Pauline Delabroy-Allard : Duo et fugue

Pauline Delabroy-Allard relate une passion amoureuse qui mène entre la vie et la mort.

Christophe Kantcheff  • 17 octobre 2018 abonné·es
Pauline Delabroy-Allard : Duo et fugue
© Catherine Gugelmann/Opale/Éditions de minuit

La narratrice, parisienne, la trentaine, une enfant en bas âge, divorcée mais avec un nouveau compagnon, mène une « vie chagrine ». Quand soudain apparaît Sarah et « sa beauté inédite, son nez abrupt d’oiseau rare, ses yeux d’une couleur inouïe, rocailleuse, verte, mais non, pas verte, ses yeux absinthe, malachite, vert-gris rabattu, ses yeux de serpent aux paupières tombantes ». Un cyclone ravageur, au point que la narratrice en tombe amoureuse – elle qui ignorait qu’elle pouvait aimer une femme.

Dans une première partie, Ça raconte Sarah relate une rencontre et une passion. Ce faisant, le roman dresse le portrait d’une femme d’aujourd’hui, impatiente, sans attaches, violoncelliste dans un quatuor réputé. Parfois surprenants, les adjectifs sont nombreux pour la qualifier : « imprévisible, ondoyante, déroutante, versatile, terrifiante comme un papillon de nuit ». Ainsi est Sarah. La narratrice est prise dans un tourbillon enchanteur et épuisant, dont l’écriture rend compte, rapide et longue dans les lignes droites, nerveuse dans les virages dangereux.

Parce que, oui, ça tangue rapidement. Sarah va et vient à cause des déplacements qu’exige son métier, a des poussées de colère inexpliquées qui retombent aussi vite qu’elles sont apparues, est dépassée par la passion. La narratrice a vérifié la définition du mot passion. Indissociable de la notion de souffrance.

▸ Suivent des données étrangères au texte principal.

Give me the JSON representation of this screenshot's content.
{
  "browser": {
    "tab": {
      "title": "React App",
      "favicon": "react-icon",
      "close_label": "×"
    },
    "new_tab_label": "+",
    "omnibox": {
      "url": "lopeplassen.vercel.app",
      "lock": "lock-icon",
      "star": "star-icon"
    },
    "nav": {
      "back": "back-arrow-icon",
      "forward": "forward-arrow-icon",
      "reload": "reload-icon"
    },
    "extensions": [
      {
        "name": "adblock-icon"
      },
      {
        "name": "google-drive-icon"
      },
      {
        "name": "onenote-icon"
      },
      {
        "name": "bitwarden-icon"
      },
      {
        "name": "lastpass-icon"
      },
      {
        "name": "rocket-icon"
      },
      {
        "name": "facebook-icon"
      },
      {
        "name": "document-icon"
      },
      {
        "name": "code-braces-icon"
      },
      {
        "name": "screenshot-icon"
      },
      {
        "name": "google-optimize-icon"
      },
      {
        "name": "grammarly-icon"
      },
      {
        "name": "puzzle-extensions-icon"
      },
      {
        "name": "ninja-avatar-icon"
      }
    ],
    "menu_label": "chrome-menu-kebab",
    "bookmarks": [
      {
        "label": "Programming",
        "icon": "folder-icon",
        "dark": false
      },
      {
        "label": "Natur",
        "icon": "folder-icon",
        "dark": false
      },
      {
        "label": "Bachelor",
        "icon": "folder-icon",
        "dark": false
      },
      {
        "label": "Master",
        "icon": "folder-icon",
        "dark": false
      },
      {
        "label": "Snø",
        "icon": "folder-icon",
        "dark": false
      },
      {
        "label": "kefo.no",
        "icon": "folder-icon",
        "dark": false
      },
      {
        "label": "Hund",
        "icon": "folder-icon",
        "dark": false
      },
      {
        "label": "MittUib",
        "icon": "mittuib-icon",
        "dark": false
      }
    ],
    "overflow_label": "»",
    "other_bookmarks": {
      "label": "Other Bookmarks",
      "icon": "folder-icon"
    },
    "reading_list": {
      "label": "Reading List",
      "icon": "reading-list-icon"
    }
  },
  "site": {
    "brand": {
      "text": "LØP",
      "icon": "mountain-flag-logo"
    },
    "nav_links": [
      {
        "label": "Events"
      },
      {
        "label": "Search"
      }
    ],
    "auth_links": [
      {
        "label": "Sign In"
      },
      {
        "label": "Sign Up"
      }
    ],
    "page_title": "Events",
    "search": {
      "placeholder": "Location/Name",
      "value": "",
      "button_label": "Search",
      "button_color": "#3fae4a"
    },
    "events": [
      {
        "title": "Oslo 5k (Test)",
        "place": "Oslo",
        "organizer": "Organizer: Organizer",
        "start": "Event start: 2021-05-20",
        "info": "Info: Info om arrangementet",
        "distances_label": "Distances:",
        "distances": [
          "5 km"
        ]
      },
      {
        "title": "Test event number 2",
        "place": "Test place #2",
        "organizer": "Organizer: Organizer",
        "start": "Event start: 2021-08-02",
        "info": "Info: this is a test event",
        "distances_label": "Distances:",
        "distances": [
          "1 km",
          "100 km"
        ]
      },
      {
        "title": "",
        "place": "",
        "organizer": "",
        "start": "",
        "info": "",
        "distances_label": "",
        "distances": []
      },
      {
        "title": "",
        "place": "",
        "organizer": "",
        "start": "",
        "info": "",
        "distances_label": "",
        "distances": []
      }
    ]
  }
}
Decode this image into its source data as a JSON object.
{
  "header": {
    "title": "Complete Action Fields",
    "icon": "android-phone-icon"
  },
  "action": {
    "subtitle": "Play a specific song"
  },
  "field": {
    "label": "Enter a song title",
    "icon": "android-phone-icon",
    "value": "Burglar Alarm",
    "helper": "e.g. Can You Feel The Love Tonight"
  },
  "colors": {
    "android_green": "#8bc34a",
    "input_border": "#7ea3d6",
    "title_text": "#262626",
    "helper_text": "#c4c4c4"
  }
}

Les deux femmes se retrouvent le temps d’une nuit après séparation. Sarah est malade : cancer du sein. Elle dort. La narratrice la regarde, voit une morte à côté d’elle. Elle s’en va. C’est la seconde partie, inattendue, de Ça raconte Sarah. Un voyage en Italie. À Milan et surtout à Trieste, où elle est seule. La narratrice a abandonné Sarah présente ; elle ne parvient pas à se confronter à son absence. Dans cette ville des confins, aux identités plurielles « mais qui donne le tournis et qui essaie de nous duper », hantée par un spectre plus que par une femme certes malade mais vivante, la narratrice se perd dans ses obsessions. Fuite en avant, fuite en arrière.

Cette seconde partie s’inscrit dans le prolongement de la folie de la passion. Mais elle donne au roman une dimension presque fantastique, entre souvenirs rêvés et cauchemars exaltés, dans le décor insolite d’une ville inconnue. Dès lors, ça raconte toujours Sarah, mais transformée, déformée par l’esprit de plus en plus fragile de la narratrice. Ce premier roman, extrêmement prometteur, nous fait passer de la réalité pressante aux fantasmes oppressants. Pauline Delabroy-Allard est un nom à retenir.

Ça raconte Sarah, Pauline Delabroy-Allard, Minuit, 192 pages, 15 euros.